TEAM Against Weeds

TEAM Against Weeds

TEAM Against Weeds. I’m Greg Martin with today’s Line On Agriculture.

It takes a team effort to successfully battle invasive noxious weeds in Oregon. That's the message for this year's Invasive Weed Awareness Week as proclaimed by Governor Kulongoski. Oregon Invasive Weed Awareness Week is May 17-22. Together Everyone Achieves More or TEAM is the theme for this year's Weed Awareness Week. That awareness has grown over the years as more partners join the effort to fight invasive plant species.

BUTLER:  Noxious weeds do not respect ownership boundaries or natural resource boundaries. To be effective, we all need to work together.

Tim Butler is supervisor of the Oregon Department of Agriculture's Noxious Weed Program. Conservatively, annual damage caused by noxious weeds in Oregon exceeds 100 million dollars. Early detection and rapid response is the most effective strategy to keep introductions from establishing. But that will always take funding- a challenging issue during tough economic times.

BUTLER: It's kind of the old adage of pay me now or pay me later. We don't want to be in a situation of looking back ten years from now and saying, I wish we would've got on top of this problem because now it's costing the state millions and possibly billions of dollars in the long run.

To get the best bang for the buck, cooperative management between state, federal, and county entities along with private landowners has been a winning formula in eradicating new weed species or controlling those that have established. Weed Awareness Week pays tribute to that team effort. Butler says to successfully control invasive weeds in Oregon, it takes the cooperation of everyone.

BUTLER: If you let one infestation go without being treated, it continues to be a seed source to spread to other areas.

Butler says outreach and education play a big role in weed control.

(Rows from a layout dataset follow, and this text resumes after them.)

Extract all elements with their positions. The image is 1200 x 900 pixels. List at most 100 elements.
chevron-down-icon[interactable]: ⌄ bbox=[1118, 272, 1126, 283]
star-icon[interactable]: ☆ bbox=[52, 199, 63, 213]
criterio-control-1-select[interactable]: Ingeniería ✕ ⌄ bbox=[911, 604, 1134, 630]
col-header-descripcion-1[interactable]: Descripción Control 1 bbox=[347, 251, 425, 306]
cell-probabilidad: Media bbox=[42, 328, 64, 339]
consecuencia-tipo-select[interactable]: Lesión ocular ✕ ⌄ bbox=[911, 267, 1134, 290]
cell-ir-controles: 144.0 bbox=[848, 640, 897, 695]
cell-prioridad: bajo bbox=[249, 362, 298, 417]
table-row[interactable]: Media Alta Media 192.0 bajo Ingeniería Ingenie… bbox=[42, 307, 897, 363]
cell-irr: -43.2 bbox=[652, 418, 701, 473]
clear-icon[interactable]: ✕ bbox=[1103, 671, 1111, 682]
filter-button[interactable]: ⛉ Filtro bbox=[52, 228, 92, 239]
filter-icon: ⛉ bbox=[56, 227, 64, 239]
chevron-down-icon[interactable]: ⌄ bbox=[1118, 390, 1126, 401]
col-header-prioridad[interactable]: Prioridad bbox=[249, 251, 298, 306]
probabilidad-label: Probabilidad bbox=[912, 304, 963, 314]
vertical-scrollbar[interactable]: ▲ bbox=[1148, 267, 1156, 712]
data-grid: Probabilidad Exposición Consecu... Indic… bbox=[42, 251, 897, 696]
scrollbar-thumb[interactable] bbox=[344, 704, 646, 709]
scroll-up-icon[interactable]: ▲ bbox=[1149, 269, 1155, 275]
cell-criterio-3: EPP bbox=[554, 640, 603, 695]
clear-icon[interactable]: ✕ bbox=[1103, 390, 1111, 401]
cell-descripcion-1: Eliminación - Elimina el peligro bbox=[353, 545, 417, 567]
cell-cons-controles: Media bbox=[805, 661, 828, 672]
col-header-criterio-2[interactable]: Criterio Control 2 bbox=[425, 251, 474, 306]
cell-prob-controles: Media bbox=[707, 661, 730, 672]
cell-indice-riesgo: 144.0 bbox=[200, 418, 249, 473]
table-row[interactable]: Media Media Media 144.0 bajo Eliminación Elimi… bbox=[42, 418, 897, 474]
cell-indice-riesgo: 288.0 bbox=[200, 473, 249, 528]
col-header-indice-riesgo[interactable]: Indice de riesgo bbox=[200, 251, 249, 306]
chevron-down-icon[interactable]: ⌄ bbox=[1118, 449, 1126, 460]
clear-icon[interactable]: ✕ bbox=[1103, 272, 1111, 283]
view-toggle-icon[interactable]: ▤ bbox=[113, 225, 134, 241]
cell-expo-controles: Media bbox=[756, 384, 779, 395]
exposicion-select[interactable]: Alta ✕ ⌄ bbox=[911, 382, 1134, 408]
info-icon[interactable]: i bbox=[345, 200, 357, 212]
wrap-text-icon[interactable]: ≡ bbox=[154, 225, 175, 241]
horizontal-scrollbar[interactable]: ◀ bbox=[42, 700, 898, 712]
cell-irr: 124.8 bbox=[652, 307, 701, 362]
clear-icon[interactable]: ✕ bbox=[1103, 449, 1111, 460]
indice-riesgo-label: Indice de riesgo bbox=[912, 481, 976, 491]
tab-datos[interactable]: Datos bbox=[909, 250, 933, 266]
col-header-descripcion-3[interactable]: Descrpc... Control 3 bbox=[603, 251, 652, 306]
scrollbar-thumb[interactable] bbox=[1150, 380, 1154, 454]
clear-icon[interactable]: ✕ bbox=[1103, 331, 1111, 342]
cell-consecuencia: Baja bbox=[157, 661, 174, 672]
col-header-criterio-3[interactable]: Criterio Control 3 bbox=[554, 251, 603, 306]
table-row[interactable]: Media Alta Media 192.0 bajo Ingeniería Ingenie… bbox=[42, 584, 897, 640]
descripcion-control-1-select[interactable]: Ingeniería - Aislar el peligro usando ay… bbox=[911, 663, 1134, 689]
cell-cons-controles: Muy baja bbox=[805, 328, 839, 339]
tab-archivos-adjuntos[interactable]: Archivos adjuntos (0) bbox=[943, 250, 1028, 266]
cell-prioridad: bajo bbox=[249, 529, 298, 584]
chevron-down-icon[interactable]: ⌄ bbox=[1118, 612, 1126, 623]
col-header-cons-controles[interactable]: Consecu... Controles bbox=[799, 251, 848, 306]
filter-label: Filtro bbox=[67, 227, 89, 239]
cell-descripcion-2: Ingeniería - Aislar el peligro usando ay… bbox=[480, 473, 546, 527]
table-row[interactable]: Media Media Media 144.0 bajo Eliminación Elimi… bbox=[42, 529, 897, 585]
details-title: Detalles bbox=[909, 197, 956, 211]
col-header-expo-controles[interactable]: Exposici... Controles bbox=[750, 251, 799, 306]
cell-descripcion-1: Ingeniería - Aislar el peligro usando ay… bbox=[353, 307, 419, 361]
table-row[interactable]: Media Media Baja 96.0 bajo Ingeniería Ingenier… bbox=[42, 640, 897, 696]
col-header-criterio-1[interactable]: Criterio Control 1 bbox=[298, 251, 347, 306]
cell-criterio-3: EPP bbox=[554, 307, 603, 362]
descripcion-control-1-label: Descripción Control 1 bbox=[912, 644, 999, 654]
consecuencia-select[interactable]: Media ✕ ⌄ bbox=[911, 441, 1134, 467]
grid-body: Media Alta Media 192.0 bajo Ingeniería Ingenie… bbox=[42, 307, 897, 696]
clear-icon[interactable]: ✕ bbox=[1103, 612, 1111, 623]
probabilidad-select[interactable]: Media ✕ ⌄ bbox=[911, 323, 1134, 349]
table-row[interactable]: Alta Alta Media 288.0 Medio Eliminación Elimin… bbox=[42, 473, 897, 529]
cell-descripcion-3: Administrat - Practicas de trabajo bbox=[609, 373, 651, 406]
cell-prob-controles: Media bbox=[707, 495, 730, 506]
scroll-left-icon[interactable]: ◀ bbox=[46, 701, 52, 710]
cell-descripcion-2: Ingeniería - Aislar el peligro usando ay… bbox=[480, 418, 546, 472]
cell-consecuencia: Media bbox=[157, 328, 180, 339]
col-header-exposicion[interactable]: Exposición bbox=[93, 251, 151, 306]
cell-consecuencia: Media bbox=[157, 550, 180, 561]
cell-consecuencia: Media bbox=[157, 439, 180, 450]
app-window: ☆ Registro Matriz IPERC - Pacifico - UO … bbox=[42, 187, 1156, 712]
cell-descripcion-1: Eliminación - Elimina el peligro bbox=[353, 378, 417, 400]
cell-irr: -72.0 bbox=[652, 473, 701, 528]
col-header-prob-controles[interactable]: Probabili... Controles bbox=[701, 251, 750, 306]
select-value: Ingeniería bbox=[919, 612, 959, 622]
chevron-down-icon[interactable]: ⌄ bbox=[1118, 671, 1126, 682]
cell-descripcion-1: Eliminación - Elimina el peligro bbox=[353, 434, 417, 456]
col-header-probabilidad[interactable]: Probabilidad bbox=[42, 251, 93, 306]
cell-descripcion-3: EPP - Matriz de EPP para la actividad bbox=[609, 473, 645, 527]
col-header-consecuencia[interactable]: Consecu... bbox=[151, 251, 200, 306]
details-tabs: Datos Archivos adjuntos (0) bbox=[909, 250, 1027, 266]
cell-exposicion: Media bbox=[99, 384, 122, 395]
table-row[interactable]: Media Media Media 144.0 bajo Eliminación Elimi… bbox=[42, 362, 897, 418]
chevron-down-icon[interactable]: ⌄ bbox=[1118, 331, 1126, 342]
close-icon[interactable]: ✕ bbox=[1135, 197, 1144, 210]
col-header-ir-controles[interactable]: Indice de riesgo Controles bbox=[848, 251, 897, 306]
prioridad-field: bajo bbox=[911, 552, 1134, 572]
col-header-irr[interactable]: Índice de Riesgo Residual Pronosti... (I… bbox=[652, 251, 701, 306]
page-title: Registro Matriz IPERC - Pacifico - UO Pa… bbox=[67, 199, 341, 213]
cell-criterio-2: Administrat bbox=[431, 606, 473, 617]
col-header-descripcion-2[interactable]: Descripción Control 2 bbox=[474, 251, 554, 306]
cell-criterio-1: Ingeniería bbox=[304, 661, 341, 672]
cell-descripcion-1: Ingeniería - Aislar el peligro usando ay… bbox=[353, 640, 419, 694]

There has been a continued effort to get the word out to the public about being partners in fighting weeds.

BUTLER: The importance of maintaining these efforts of us all working together to be effective in preventing, up front, invasion of noxious weeds and controlling the infestations that we currently have.

That’s today’s Line On Agriculture. I’m Greg Martin on the Northwest Ag Information Network.